New York and Star Wars

This is a post in a series that goes back to my first post where I campaign against people referring to Star Wars as "A New Hope"

If I said "I live in New York" what would you think I meant? I live in New York state, New York City, New York County (Manhattan), or New York metro? Depending on the context you may think any of the four. Sometimes the meaning wouldn't be clear from context and you'd ask for clarification. A lot of the time it wouldn't matter, so you wouldn't bother.

One of the main arguments people make against saying "Star Wars" is that it isn't clear from context what you mean. But we tolerate the ambiguity with other words, like New York (mentioned here) and Disneyland (mentioned previously), so why not with Star Wars?

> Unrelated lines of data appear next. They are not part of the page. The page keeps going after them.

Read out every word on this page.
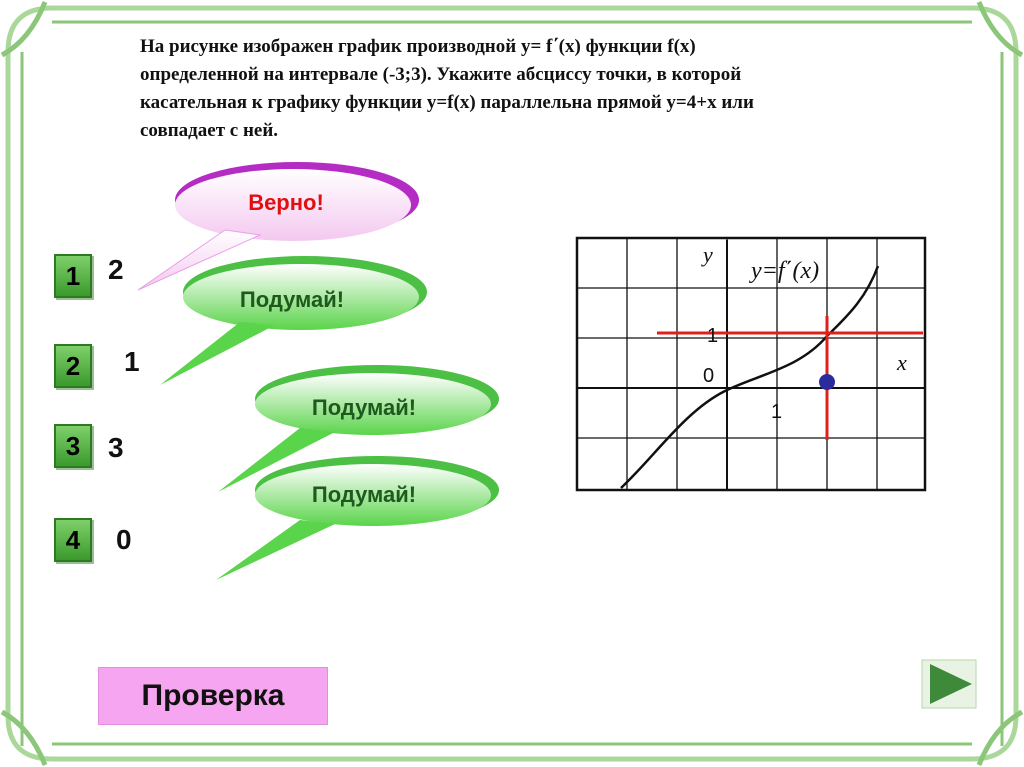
На рисунке изображен график производной y= f΄(x) функции f(x)
определенной на интервале (-3;3). Укажите абсциссу точки, в которой
касательная к графику функции y=f(x) параллельна прямой y=4+x или
совпадает с ней.
Верно!
Подумай!
Подумай!
Подумай!
1
2
3
4
2
1
3
0
y
x
y=f΄(x)
1
0
1
Проверка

I bring up New York as an example because it has interesting parallels with Star Wars. For starters, for the most part, if people mean something to do with upstate New York they say upstate New York, not just New York. That is analogous to how you can specify that you mean a specific Star Wars movie you can give its name (e.g. Return of the Jedi), not just Star Wars. If people mean the entire state of New York, they usually say New York state, just like if you mean the Star Wars saga or trilogy you can say so. More interestingly, a lot of college students, I've noticed, mean Manhattan (that's pronounced Men-haten) when they say "New York." If you were talking about Queens or Brooklyn they wouldn't count that as New York City, I guess. That is probably a legacy of the fact that Brooklyn was an independent city until something like 1880 and Manhattan was just New York until then. Star Wars, of course, has a similar story, being released as "Star Wars" and being known only by that name for the longest time. (The 1981 re-release added the "Episode IV" and "A New Hope" lines to the crawl, but I don't think it was widely known until some smart asses started a trend in the 90s.)

One last point: you could take this as an argument for saying "A New Hope," after all it does seem stupid that people say "New York" when they mean Manhattan specifically. But Manhattan doesn't have a horribly ugly sound like "New Hope." And this is really about beauty as much as tradition.